強力な国家機構は、より高次な文化的発展に対する最大の障害物である。国家が内部腐敗のために攻撃されるところ、社会の創造的諸力に対する政治権力の影響が最小限に押さえられるところでは、文化が最もよく栄える。なぜなら、政治的支配は常に統一性を得ようと奮闘し、社会生活の全側面をその保護対象にしようとするからだ。この点において、政治的支配は、創造的な文化発展の情熱との避けられない矛盾である。創造的な文化発展は、社会活動の新しい形態・新しい分野を求めて常に探求され続ける。
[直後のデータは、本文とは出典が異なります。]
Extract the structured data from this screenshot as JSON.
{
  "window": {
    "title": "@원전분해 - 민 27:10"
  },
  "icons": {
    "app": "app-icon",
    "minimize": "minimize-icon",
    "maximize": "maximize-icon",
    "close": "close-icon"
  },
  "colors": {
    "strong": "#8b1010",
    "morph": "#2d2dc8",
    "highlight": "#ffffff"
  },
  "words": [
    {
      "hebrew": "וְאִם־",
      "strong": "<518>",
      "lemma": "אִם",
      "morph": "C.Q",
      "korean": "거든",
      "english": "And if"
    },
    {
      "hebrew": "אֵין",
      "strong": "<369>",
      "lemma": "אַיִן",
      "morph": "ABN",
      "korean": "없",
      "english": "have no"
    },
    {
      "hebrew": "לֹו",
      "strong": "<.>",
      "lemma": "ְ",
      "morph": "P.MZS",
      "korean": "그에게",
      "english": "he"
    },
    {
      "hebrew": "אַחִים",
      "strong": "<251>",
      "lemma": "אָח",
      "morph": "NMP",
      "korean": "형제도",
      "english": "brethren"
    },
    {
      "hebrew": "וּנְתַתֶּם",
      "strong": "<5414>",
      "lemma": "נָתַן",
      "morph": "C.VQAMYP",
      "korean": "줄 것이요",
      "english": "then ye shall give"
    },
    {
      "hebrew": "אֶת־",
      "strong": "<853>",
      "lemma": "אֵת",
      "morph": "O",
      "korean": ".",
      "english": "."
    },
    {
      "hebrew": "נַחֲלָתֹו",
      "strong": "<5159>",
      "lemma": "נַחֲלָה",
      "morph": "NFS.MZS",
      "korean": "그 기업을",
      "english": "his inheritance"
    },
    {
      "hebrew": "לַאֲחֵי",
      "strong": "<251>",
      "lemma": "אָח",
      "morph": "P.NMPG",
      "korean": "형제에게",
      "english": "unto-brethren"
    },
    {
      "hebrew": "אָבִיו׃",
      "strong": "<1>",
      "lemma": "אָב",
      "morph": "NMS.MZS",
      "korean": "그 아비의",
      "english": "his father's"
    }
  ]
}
従って、表現の自由・多面性・物事の変幻自在な変化は、文化発展とは正反対の厳格な形態・空文化した規則・社会生活のあらゆる発現の強制的抑圧と同じぐらい極めて必要なのである。

あらゆる文化は、その自然な発達が政治的制限によって過度に影響されていなければ、永続的に発展的衝動を更新し、そこから、永続的に増大する多様な創造的活動が生じる。全ての成功した作品は、より大きな感性とさらに深いインスピレーションを求めた情熱を目覚めさせる。一つ一つの新しい形態が、新しい発展可能性の先触れとなる。しかし、何度も考え無しに言われていることだが、国家はいかなる文化も創造しないのだ。国家は、固定観念に安全に支持されて、物事を現状のままに保とうとするだけなのだ。これこそが歴史におけるあらゆる革命の理由だったのだ。
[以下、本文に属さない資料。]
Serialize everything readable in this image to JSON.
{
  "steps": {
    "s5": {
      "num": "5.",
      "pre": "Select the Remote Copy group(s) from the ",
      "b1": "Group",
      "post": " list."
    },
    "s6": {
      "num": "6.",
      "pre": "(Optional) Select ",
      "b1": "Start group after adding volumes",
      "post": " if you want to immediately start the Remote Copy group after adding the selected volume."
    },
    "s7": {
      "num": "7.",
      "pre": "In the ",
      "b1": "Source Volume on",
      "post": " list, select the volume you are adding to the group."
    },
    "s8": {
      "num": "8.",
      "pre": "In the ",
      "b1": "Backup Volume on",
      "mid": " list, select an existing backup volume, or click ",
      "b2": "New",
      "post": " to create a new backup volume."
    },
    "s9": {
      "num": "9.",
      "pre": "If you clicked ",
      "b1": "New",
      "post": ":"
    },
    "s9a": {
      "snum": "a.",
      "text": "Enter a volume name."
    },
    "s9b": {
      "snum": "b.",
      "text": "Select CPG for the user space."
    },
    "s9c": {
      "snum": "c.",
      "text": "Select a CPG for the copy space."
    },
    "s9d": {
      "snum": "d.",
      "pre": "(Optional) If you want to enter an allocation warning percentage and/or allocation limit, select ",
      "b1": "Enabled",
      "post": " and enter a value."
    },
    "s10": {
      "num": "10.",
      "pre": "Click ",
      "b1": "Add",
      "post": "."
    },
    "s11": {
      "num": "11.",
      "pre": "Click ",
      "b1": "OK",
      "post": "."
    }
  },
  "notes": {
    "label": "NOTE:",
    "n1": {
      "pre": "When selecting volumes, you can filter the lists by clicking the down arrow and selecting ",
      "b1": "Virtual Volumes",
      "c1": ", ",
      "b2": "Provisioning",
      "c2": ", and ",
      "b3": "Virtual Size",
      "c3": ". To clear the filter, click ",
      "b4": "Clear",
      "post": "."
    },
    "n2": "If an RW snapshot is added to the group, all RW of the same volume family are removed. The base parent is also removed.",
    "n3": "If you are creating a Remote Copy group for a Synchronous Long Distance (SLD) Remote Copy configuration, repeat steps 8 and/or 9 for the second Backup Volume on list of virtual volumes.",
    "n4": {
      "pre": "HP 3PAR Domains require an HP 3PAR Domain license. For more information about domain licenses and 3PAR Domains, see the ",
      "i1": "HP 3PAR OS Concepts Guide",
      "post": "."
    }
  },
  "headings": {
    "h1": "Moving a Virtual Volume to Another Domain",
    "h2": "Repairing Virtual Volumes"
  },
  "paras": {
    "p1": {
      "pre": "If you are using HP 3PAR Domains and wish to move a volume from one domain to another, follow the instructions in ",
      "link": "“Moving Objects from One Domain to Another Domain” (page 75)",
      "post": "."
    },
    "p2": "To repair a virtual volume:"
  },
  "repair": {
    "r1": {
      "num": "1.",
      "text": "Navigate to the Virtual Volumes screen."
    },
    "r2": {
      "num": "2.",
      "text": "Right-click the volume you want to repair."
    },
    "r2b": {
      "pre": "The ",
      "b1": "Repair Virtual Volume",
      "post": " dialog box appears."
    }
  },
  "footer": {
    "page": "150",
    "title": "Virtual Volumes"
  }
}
権力は破壊的にしか作用しない。あらゆる生の発現を、常に、法を使って無理矢理拘束している。その知的表現形態は生命のないドグマであり、その物理的形態は獣的武力である。そして、その課題を知らしめないことで、支援者に対しても無知の烙印を押し、元々は最良の才能を授けられていたとしても、支援者を阿呆で獣的にせしめる。あらゆる物事を機械的秩序に無理矢理従わせようと常に奮闘している人は、少なくとも、自分自身を一個の機械にし、あらゆる人間的感情を失ってしまうのだ。

この理解から近代アナキズムが生まれ、現在はそこからアナキズムの道義的力を引き出している。自由だけが人間に偉大な物事を行わせることができ、社会的・政治的変容をもたらすことができる。人間を支配する技術が、人を教育する技術・新しい生を創り出すよう人を鼓舞する技術であったことなど断じてない。自由は生の正なる本質である。あらゆる知的・社会的発達の推進力である。人類の未来が持つあらゆる新しい見解を創り出すのである。経済搾取と知的・政治的抑圧からの人間の解放、アナキズムという世界哲学こそがその最良の表現である。より高次の社会文化と新しい人間性との進化の第一の必要条件がこれなのだ。

原註

1 マクス=ネットラウの著作には、アナキズム諸学説と諸運動の歴史について非常に詳細な文献目録がある。